BEIJING (Reuters) -China’s 2024 growth target of around 5% is in line with the country’s economic potential, the head of the state economic planner said on Wednesday while announcing plans to step up policy adjustments and issue special treasury bonds.

Speaking at a rare joint briefing on the sidelines of the annual parliament meeting in Beijing with China’s finance minister, commerce minister, central bank chief and head of the securities regulator, Zheng Shanjie said he expected the world’s second-largest economy to have a good first quarter.

“The target is in line with the annual requirements of the Fourteenth Five-Year Plan and matches the potential for economic growth, making it a positive and achievable target,” said Zheng, chair of the National Development and Reform Commission (NDRC).

On Tuesday, Premier Li Qiang in his maiden work report to the National People’s Congress announced this year’s growth target would be around 5%, which many analysts said was ambitious unless the government rolls out much more stimulus.

“Comprehensive analysis shows that the economy can be expected to have a good first quarter,” Zheng said, referring to February manufacturing and services sector data.

Zheng also said that China’s exports for the January-February period increased by 10%, but did not state whether that was in yuan or U.S. dollar terms. Economists recently polled by Reuters expected outbound shipments in the first two months grew just 1.9% year-on-year, slowing from December.

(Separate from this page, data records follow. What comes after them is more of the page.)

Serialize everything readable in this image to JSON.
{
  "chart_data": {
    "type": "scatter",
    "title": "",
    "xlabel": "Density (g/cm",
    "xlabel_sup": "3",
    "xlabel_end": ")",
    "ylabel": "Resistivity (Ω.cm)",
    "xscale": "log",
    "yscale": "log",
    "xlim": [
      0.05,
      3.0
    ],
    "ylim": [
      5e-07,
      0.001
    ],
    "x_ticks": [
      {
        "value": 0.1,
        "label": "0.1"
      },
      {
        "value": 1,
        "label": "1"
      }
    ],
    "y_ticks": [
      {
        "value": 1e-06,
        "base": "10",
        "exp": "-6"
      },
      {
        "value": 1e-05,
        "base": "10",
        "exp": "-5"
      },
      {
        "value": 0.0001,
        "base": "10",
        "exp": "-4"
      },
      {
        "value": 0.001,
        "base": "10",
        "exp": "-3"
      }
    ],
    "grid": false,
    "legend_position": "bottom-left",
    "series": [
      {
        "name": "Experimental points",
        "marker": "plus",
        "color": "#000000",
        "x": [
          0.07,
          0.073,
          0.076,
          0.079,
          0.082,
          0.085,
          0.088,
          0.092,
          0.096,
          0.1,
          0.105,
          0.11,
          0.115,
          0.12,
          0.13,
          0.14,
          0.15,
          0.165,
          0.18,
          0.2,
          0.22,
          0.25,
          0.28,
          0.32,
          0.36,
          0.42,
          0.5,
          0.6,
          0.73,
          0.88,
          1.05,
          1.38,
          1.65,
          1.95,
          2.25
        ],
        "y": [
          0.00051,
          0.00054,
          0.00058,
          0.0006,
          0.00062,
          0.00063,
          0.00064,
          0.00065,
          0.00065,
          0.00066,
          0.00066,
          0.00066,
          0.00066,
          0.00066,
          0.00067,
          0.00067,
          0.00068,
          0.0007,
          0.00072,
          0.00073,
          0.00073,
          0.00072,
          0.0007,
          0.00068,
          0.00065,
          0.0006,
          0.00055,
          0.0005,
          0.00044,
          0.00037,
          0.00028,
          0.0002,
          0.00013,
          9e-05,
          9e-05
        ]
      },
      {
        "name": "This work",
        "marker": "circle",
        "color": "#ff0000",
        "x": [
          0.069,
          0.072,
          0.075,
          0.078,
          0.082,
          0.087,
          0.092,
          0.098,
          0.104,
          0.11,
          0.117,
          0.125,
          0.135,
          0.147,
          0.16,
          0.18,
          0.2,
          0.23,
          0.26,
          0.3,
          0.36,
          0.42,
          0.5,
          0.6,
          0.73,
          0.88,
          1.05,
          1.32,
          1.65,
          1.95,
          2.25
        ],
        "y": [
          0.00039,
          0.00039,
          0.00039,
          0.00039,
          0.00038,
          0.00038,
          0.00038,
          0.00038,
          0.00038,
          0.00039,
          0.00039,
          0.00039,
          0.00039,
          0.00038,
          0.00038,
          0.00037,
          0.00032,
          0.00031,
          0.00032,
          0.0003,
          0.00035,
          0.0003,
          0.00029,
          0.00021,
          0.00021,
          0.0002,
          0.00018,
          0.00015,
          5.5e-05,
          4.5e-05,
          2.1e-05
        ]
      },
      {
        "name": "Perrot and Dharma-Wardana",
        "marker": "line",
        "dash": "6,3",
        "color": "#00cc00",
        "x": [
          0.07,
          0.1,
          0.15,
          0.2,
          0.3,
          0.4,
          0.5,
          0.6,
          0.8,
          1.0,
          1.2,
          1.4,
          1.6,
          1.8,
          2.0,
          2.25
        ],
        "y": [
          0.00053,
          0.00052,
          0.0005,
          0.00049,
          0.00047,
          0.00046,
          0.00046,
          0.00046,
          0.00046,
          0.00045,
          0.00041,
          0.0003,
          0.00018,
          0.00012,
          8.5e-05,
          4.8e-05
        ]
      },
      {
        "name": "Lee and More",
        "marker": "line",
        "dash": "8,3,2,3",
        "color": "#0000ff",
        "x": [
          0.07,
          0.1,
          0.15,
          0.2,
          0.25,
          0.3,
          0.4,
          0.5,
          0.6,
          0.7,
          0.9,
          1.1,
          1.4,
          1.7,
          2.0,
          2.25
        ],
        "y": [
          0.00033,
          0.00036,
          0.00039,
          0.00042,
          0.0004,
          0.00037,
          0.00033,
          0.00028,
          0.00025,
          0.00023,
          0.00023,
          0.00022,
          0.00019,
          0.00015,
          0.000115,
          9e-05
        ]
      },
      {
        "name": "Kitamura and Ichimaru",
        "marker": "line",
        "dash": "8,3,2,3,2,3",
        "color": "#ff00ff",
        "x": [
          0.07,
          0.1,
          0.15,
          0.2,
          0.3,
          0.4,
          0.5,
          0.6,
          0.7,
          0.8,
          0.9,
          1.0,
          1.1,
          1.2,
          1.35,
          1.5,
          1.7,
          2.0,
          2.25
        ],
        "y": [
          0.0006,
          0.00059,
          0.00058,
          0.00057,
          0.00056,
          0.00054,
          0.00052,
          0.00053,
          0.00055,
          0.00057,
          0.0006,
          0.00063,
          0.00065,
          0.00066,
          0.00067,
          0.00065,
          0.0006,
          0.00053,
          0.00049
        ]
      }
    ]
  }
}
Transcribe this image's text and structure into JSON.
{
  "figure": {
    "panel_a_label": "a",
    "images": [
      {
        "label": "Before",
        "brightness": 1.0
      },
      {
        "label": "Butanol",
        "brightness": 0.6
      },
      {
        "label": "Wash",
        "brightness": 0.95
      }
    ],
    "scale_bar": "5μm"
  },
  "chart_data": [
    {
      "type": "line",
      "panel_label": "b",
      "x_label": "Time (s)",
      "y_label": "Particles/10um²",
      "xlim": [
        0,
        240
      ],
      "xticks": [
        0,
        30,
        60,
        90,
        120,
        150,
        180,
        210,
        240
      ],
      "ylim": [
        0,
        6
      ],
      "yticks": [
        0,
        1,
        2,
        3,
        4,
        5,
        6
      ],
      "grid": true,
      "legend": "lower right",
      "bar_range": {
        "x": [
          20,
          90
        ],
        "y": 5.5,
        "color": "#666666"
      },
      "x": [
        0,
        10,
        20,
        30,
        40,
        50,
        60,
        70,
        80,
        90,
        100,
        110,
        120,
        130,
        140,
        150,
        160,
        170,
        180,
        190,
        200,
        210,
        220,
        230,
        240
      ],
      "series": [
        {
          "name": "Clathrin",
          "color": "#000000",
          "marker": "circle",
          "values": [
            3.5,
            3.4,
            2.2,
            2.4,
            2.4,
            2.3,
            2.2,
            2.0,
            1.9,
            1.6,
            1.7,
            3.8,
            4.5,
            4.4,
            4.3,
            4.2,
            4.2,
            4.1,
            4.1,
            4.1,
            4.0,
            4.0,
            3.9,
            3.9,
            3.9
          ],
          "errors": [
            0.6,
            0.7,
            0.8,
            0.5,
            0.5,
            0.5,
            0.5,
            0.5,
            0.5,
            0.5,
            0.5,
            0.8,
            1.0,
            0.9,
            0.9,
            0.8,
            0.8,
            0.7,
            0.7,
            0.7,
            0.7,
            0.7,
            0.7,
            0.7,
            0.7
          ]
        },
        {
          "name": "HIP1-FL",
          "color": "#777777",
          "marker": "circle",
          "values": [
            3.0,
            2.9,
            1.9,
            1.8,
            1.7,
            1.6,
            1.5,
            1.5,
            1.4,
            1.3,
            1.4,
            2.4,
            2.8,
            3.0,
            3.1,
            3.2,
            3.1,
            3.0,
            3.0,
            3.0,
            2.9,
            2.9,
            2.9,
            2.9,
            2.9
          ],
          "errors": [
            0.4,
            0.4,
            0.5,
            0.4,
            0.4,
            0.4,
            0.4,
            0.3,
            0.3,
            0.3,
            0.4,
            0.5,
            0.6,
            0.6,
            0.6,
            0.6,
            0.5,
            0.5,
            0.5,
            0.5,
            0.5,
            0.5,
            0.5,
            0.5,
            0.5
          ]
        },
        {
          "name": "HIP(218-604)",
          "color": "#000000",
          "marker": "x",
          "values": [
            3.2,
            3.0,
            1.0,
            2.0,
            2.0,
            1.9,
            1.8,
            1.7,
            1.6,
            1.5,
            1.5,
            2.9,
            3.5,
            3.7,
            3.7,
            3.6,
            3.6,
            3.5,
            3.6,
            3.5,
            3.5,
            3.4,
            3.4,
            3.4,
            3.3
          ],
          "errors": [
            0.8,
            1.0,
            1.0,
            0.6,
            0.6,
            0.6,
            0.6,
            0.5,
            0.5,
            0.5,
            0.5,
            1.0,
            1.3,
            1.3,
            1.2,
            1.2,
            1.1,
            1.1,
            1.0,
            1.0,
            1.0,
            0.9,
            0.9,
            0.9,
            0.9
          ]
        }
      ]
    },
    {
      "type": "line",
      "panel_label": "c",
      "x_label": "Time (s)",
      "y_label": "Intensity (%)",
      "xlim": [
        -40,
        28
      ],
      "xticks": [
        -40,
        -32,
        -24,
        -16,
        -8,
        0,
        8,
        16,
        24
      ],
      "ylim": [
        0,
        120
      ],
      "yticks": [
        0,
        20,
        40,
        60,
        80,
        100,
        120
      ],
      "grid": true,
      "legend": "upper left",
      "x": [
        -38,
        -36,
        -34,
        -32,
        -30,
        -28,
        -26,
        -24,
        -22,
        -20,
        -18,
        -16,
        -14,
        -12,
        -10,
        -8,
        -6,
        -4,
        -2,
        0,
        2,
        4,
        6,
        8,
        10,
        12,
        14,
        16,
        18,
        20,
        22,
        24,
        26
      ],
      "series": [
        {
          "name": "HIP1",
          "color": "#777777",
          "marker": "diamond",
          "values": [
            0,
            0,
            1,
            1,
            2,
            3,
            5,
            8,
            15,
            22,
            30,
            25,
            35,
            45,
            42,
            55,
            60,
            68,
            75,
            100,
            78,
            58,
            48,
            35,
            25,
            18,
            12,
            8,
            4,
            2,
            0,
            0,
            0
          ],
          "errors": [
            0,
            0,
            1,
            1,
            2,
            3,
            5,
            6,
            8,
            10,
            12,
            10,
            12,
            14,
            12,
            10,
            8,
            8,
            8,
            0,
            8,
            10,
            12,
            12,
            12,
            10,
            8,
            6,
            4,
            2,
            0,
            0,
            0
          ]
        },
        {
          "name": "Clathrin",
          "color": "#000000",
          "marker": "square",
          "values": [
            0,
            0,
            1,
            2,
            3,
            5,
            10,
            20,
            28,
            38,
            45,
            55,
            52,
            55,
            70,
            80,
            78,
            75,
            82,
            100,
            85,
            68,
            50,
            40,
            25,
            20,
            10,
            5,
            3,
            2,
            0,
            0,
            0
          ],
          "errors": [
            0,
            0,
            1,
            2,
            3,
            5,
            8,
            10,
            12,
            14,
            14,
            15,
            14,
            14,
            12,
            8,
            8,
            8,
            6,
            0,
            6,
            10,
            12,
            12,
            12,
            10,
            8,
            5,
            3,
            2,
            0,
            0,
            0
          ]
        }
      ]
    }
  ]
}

China’s central bank governor said the bank would keep the yuan basically stable and that it had “rich monetary policy tools at its disposal.”

Pan Gongsheng, governor of the People’s Bank of China (PBOC), added there was still room for cutting bank’s reserve ratio requirement, following a 50-basis points cut in January, which was the biggest in two years.

China’s disappointing post-COVID recovery has cast doubts about the foundations of its economic model, raising the stakes for government action at the week-long parliament meeting of senior policymakers.

The economy has been grappling with sub-par growth over the past year amid a deep property crisis and as wary consumers hold off spending, foreign firms divest, manufacturers struggle for buyers, and local governments contend with huge debt burdens.

China’s manufacturing activity in February shrank for a fifth straight month, an official survey showed on Friday, though the services sector showed modest signs of improvement.